The facility leaked contaminants into the Pearl Harbor tap water facility, forcing over 4,000 military households to relocate. Over 6,000 people reported symptoms such as nausea, headaches and rashes. Most of those affected lived in military housing or near the base.
According to Austin, the Defense Department will adopt an alternative secure military fueling system. While speaking with Hawaii’s government leaders on Monday, Austin said that the Department wants to protect the population and safeguard the environment. “This is the right thing to do,” Austin said in a statement. “Centrally-located bulk fuel storage of this magnitude likely made sense in 1943, when Red Hill was built. And Red Hill has served our armed forces well for many decades. But it makes a lot less sense now.”
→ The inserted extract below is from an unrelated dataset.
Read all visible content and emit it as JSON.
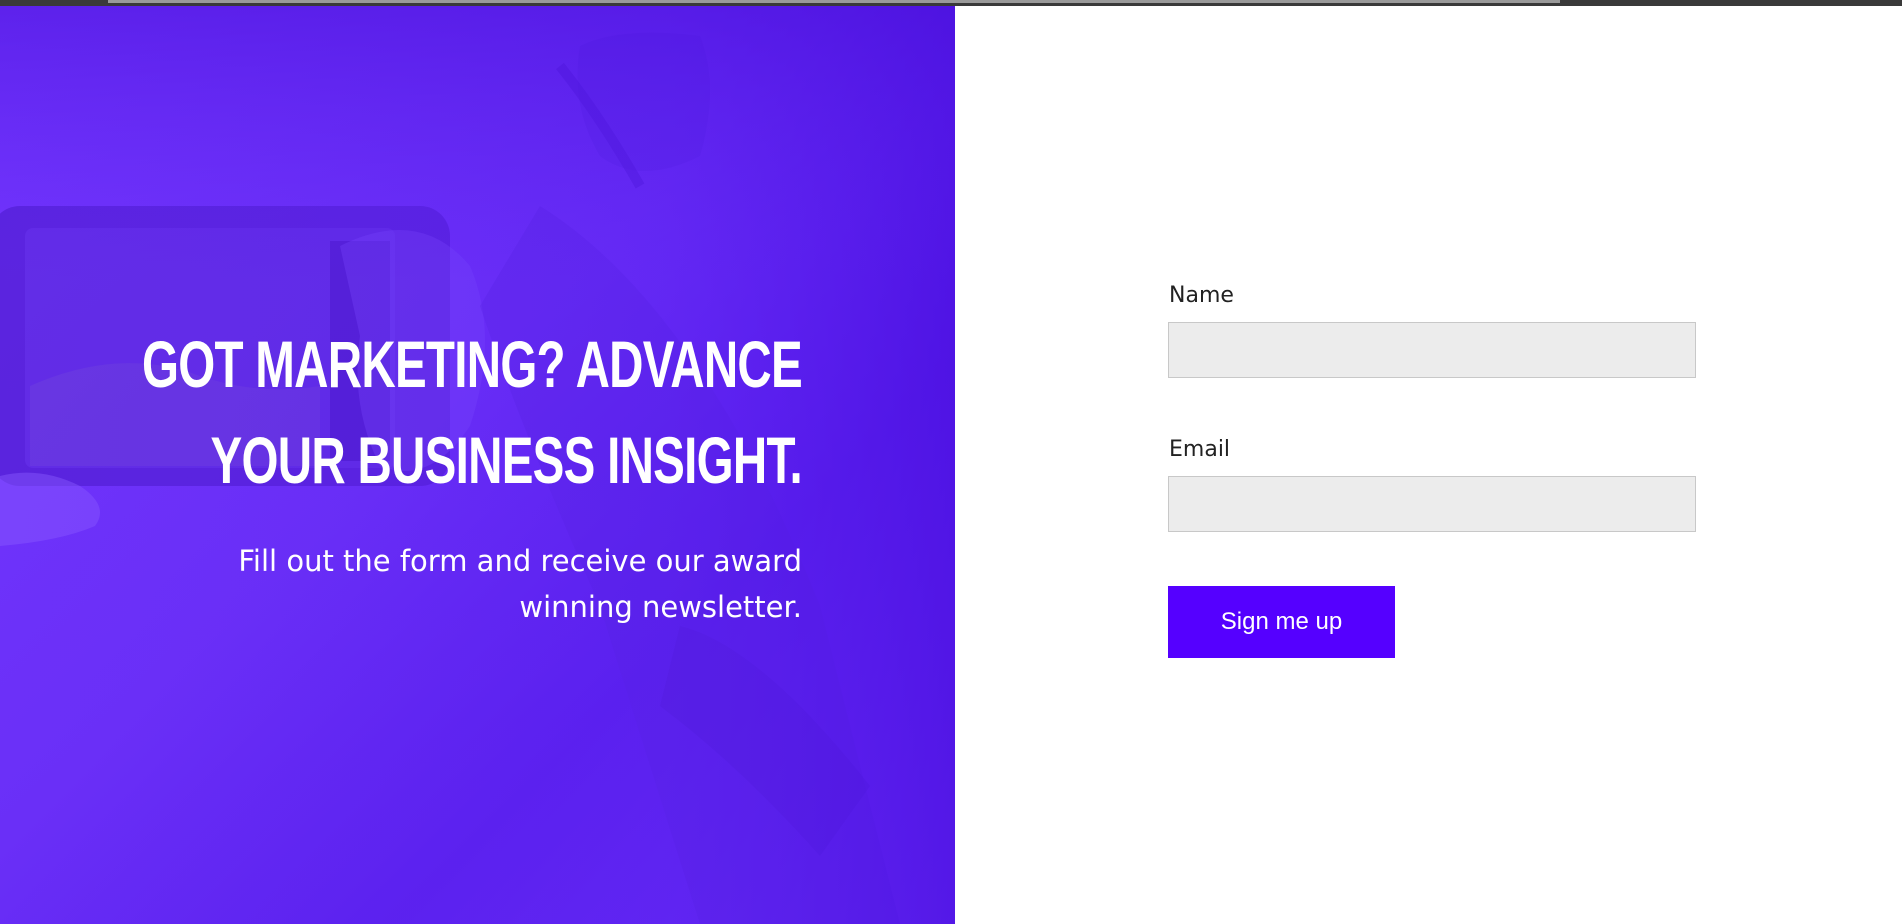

The Pentagon has committed to establishing a dispersed storage system for fueling military ships and aircraft. Expected to be safer than the current bulk storage, the new storage facilities will be spread out in the Indo-Pacific regions. According to the Pentagon, the decision was informed by an assessment that sought to expand the current fueling system while making it safer.
Senator Mazie Hirono, D-Hawaii, welcomed the move. “I have said from day one that ensuring the health and safety of the residents of Oahu is my top priority and I share the community’s big sigh of relief with this news,” said Hirono.